Le chanteur saisit sa harpe et en fait vibrer les cordes avec vigueur : « Un noble héros s’en allait sur la montagne poursuivre le chamois fugitif ; son écuyer le suivait avec son épieu ; il était monté sur un fort cheval : en traversant un vallon il entend de loin le son d’une clochette ; c’était un prêtre qui s’en allait à pied, précédé de son sacristain, porter à un malade le corps de Notre-Seigneur.

« Le comte se découvre humblement la tête, et s’incline jusqu’à terre pour rendre hommage en bon chrétien à celui qui a sauvé les hommes. À travers la vallée coulait un ruisseau qui, grossi par les ondes d’un torrent, arrêtait les pas du prêtre. Il devait porter sur l’autre rive le saint sacrement ; il ôte sa chaussure et se prépare à traverser le ruisseau.

« Que fais-tu ? lui dit le comte qui le regarde avec surprise. ─ Seigneur, je dois me rendre auprès d’un mourant qui languit après la nourriture céleste ; le torrent a renversé le pont qui s’élevait sur le ruisseau ; pour aider au salut du malade, je vais passer cette eau pieds nus. »

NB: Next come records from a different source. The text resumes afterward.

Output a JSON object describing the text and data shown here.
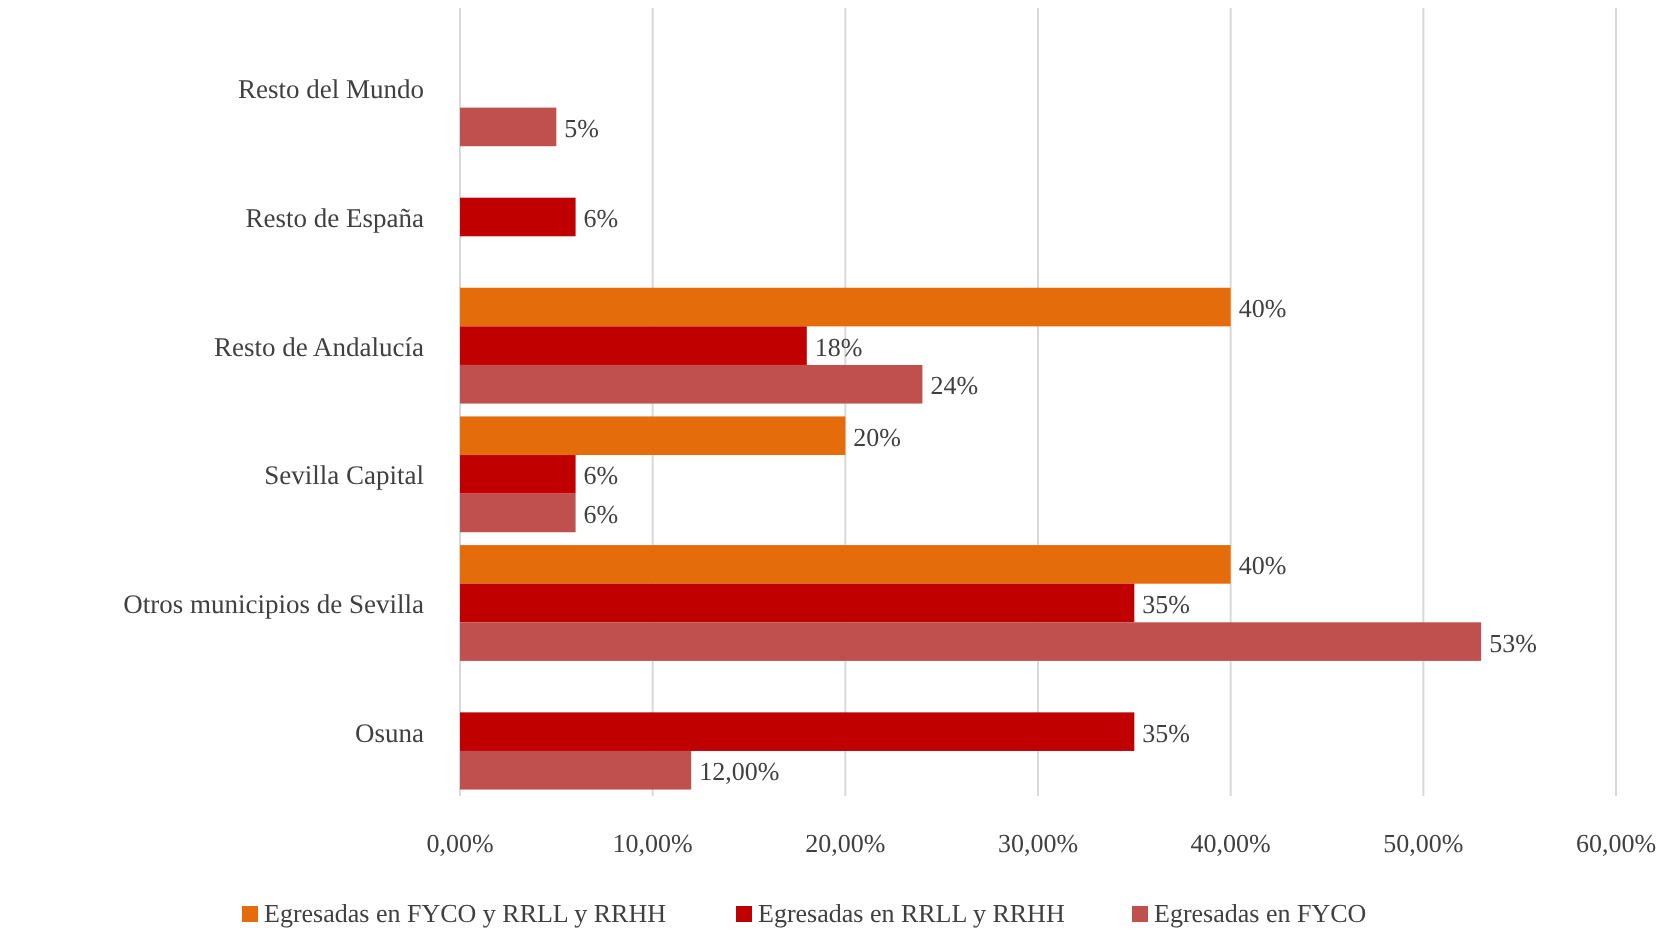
{
  "chart_data": {
    "type": "bar",
    "orientation": "horizontal",
    "categories": [
      "Resto del Mundo",
      "Resto de España",
      "Resto de Andalucía",
      "Sevilla Capital",
      "Otros municipios de Sevilla",
      "Osuna"
    ],
    "series": [
      {
        "name": "Egresadas en FYCO y RRLL y RRHH",
        "color": "#e46c0a",
        "values": [
          null,
          null,
          40,
          20,
          40,
          null
        ],
        "value_labels": [
          null,
          null,
          "40%",
          "20%",
          "40%",
          null
        ]
      },
      {
        "name": "Egresadas en RRLL y RRHH",
        "color": "#c00000",
        "values": [
          null,
          6,
          18,
          6,
          35,
          35
        ],
        "value_labels": [
          null,
          "6%",
          "18%",
          "6%",
          "35%",
          "35%"
        ]
      },
      {
        "name": "Egresadas en FYCO",
        "color": "#c0504d",
        "values": [
          5,
          null,
          24,
          6,
          53,
          12
        ],
        "value_labels": [
          "5%",
          null,
          "24%",
          "6%",
          "53%",
          "12,00%"
        ]
      }
    ],
    "xlim": [
      0,
      60
    ],
    "xticks": [
      {
        "value": 0,
        "label": "0,00%"
      },
      {
        "value": 10,
        "label": "10,00%"
      },
      {
        "value": 20,
        "label": "20,00%"
      },
      {
        "value": 30,
        "label": "30,00%"
      },
      {
        "value": 40,
        "label": "40,00%"
      },
      {
        "value": 50,
        "label": "50,00%"
      },
      {
        "value": 60,
        "label": "60,00%"
      }
    ],
    "grid": "x",
    "legend": "bottom"
  }
}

« Le comte le fait asseoir sur son noble cheval, et lui remet entre les mains ses rênes brillantes, pour qu’il puisse sans retard accomplir son pieux devoir et soulager le malade. Puis, montant sur le cheval de son écuyer, il s’en va gaiement continuer sa chasse. Le prêtre, ayant rempli sa mission, vient le lendemain remercier le comte et lui ramène modestement son cheval par la bride.

« À Dieu ne plaise ! dit le comte avec humilité, que j’emploie maintenant dans des chasses ou dans des batailles le cheval qui a porté mon Créateur ! Si tu ne veux le garder pour toi-même, consacre-le au service de Dieu. Je l’offre à celui de qui je tiens l’honneur des biens terrestres, le corps, l’âme, le souffle et la vie.

« — Que le Dieu tout-puissant, qui entend la prière du pauvre, vous honore, dans ce monde et dans l’autre, comme vous l’honorez ; vous êtes un seigneur puissant, connu dans toute la Suisse par une conduite chevaleresque ; vous avez six belles-filles : puissent-elles, ajouta le prêtre avec enthousiasme, apporter six couronnes dans votre maison, et puisse votre splendeur s’étendre jusqu’aux générations les plus reculées ! »

L’Empereur écoute ce chant la tête penchée et comme s’il songeait au temps passé. En regardant le chanteur, il comprend le sens intime de ses paroles. Il reconnaît les traits du prêtre, et cache dans les plis de son manteau de pourpre les larmes qui s’échappent de ses yeux. Tous les assistants le contemplent et reconnaissent en lui le comte qui a rendu cet hommage à la grandeur de Dieu.